Assigning Weights to Search Sequences

The search engine might look at a number of search sequences, and then apply different weights to the search sequences based on the number of users who have submitted similar search sequences.

For example, if many searchers submit the terms “basketball and “Lakers basketball” in a search sequence, the search engine may have more confidence in that search sequence than when only one searcher has submitted the terms “basketball” and “Lakers basketball” in a search sequence.

Did a Human or a Program Submit the Queries?

After looking at a number of query sequences, the search engine might examine them to determine whether a program instead of a person submitted any portion of the search queries to the search engine. Search queries submitted by programs, such as rank checkers and others, are often not helpful in establishing relationships between search queries, so the search engine might remove any sequences of search queries created by a program.

How might a search engine determine if a program submitted a query?

It could look at the number of search queries submitted for a given period of time from a certain IP address or from a cookie associated with the query.

For example, if 100 search queries were submitted to a search engine in less than five minutes with the same cookie, or from an IP address that is not known for providing a high volume of traffic, it could be assumed that a program is submitting the search queries and all of the sequences associated with the program should be removed.

The search engine might also determine whether a program has submitted the search queries based on lexical patterns of the search queries. For example, if the search engine sees sequences of search queries with the words “link,” “suggest,” and “add” in conjunction with a domain name, those could be considered indicative of lexical patterns that suggest a program submitted the search queries to the search engine.

Seed Terms and Semantically Related Terms

After looking at a number of sequences of search queries, and removing any potential sequences of search queries created by a program, the search engine might receive search queries from searchers or advertising terms to be used in an ad campaign (together referred to as seed terms) and determine a set of terms semantically related to those seed terms based on the sequences of search queries.

Each of the received seed terms may be a single word or a phrase.

Further, each of the seed terms may be a positive seed term or a negative seed term.

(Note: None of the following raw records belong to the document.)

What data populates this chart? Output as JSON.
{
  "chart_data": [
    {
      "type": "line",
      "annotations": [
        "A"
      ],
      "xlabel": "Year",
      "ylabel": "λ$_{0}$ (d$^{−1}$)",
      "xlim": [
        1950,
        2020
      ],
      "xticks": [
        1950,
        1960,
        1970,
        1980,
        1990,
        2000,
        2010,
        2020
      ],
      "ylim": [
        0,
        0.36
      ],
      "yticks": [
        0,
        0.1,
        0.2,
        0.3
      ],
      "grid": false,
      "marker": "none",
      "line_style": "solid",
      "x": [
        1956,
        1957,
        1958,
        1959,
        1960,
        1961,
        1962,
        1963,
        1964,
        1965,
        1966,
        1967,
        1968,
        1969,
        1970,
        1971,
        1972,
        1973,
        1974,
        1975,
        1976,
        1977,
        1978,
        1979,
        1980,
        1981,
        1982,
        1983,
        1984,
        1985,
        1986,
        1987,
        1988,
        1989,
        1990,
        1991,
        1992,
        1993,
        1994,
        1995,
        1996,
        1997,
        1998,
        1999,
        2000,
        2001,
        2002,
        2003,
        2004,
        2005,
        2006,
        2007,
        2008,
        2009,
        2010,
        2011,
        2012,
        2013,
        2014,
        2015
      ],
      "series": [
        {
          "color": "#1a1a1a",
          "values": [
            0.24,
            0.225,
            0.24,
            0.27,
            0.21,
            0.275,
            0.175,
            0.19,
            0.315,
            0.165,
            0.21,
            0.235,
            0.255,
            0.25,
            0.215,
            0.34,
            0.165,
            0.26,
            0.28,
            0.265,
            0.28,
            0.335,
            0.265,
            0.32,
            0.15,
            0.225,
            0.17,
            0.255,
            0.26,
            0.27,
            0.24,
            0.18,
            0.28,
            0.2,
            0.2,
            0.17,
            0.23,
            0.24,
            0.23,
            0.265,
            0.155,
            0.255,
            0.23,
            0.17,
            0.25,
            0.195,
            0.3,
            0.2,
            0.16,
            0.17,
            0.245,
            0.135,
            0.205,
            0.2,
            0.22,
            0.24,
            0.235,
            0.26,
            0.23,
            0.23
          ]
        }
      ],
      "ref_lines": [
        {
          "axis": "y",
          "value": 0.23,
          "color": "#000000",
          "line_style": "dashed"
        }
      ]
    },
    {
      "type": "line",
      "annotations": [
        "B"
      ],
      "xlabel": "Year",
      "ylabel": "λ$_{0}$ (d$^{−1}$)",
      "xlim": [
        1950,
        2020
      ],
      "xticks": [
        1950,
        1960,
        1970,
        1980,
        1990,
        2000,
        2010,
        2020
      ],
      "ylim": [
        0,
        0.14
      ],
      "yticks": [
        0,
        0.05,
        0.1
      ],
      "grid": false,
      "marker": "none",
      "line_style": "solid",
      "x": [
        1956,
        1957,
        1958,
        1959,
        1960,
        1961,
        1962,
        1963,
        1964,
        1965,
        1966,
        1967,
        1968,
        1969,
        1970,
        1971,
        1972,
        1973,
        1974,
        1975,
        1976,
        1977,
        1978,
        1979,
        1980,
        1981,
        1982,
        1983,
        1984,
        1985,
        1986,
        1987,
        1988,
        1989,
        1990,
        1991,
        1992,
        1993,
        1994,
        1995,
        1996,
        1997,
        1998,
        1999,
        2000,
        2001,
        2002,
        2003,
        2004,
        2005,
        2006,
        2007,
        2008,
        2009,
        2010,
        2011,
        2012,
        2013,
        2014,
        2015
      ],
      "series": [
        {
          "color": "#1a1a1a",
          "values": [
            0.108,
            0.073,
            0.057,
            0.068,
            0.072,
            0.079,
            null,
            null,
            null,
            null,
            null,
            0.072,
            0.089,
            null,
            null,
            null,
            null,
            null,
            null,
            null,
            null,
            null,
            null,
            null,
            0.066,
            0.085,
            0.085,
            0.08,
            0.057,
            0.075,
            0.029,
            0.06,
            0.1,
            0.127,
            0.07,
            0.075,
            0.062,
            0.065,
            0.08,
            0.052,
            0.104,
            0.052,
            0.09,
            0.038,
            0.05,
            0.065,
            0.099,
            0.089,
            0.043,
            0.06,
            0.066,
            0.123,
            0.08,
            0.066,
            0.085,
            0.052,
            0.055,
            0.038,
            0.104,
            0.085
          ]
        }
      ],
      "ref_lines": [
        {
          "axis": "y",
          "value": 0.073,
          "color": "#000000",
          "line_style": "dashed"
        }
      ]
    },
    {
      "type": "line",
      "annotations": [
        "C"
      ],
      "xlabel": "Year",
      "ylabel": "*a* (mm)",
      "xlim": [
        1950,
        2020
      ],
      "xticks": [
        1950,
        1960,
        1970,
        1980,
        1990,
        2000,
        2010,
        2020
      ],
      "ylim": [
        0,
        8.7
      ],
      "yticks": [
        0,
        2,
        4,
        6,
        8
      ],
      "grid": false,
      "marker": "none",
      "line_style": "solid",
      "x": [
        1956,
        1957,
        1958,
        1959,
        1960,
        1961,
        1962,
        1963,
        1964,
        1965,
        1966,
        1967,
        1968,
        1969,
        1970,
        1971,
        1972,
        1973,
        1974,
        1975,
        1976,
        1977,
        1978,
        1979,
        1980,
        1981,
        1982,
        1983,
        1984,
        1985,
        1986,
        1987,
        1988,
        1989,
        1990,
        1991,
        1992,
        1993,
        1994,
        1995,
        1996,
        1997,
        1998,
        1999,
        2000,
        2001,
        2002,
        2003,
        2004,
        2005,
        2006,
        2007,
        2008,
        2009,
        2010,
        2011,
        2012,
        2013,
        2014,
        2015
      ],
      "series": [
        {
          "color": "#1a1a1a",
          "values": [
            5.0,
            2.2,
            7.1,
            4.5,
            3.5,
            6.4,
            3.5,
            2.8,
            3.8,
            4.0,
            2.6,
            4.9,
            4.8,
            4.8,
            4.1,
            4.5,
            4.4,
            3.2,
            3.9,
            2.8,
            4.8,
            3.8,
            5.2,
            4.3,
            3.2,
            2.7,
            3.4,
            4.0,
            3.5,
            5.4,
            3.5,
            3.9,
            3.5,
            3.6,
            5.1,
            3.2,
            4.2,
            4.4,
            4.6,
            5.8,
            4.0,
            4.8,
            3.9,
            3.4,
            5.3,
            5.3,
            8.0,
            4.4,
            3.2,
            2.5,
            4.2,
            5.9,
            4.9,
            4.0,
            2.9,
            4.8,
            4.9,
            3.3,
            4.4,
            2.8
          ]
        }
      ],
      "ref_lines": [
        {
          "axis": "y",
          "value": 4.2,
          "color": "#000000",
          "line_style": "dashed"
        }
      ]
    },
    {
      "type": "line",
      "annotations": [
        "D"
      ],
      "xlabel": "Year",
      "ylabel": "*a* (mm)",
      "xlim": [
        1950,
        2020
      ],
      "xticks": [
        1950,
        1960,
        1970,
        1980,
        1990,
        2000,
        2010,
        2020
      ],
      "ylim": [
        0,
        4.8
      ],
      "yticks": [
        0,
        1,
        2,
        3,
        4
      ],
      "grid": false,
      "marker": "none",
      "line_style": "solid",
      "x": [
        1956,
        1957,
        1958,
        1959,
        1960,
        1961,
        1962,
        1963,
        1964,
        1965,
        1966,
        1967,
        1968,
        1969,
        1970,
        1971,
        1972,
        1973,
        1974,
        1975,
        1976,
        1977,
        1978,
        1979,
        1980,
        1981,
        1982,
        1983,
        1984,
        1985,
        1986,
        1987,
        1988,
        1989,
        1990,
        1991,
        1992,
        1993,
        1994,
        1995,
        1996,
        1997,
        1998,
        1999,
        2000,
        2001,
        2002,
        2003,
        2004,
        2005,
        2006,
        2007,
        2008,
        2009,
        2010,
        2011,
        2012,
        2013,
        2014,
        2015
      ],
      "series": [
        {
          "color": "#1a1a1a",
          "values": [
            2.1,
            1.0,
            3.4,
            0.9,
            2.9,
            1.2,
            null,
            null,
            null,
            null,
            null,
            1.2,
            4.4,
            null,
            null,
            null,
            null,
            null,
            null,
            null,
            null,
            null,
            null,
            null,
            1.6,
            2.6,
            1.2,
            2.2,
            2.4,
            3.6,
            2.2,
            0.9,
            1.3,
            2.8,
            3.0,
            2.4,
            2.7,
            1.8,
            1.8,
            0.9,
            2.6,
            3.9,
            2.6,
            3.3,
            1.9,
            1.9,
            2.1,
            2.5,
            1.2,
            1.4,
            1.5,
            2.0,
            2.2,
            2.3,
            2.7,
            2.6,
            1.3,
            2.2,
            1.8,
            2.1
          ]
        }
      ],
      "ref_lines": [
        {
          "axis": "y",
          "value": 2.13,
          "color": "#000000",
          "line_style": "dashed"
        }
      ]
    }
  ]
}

Positive Seed Terms — A term that an advertiser would like to bid on to have the advertisement ad provider serve an advertisement or the type of terms a searcher interacting with a search engine would like to receive search results relating to.

Negative Seed Terms — A term that an advertiser would not like to bid on to have the ad provider serve an advertisement or the type of term a search interacting with a search engine would not like to receive search results relating to.

In other words, an advertiser, searcher, or system within the ad provider such as the ad campaign management system submits seed terms to receive more terms like a positive seed terms, while avoiding keywords like a negative seed term.

The search engine might send semantically related terms to an advertising campaign management system to be used in a keyword suggestion tool. Semantically related terms might also be used by the search engine to broaden or focus searches.

Conclusion

One of the most important takeaways from this patent application is that search engines don’t just look at information on the Web to help them with searches, but are also paying attention to how people search, and what they search for, as well as the terms that advertisers might relate together when they advertise on a search engine.

The patent filing provides some useful terms about queries, and how searchers may change their queries when they are searching, such as edit distances, prefix overlap, and suffix overlap.

We also learn a little about how a search engine might identify whether a query comes from an actual human searcher, or from a program that is performing searches on the Web.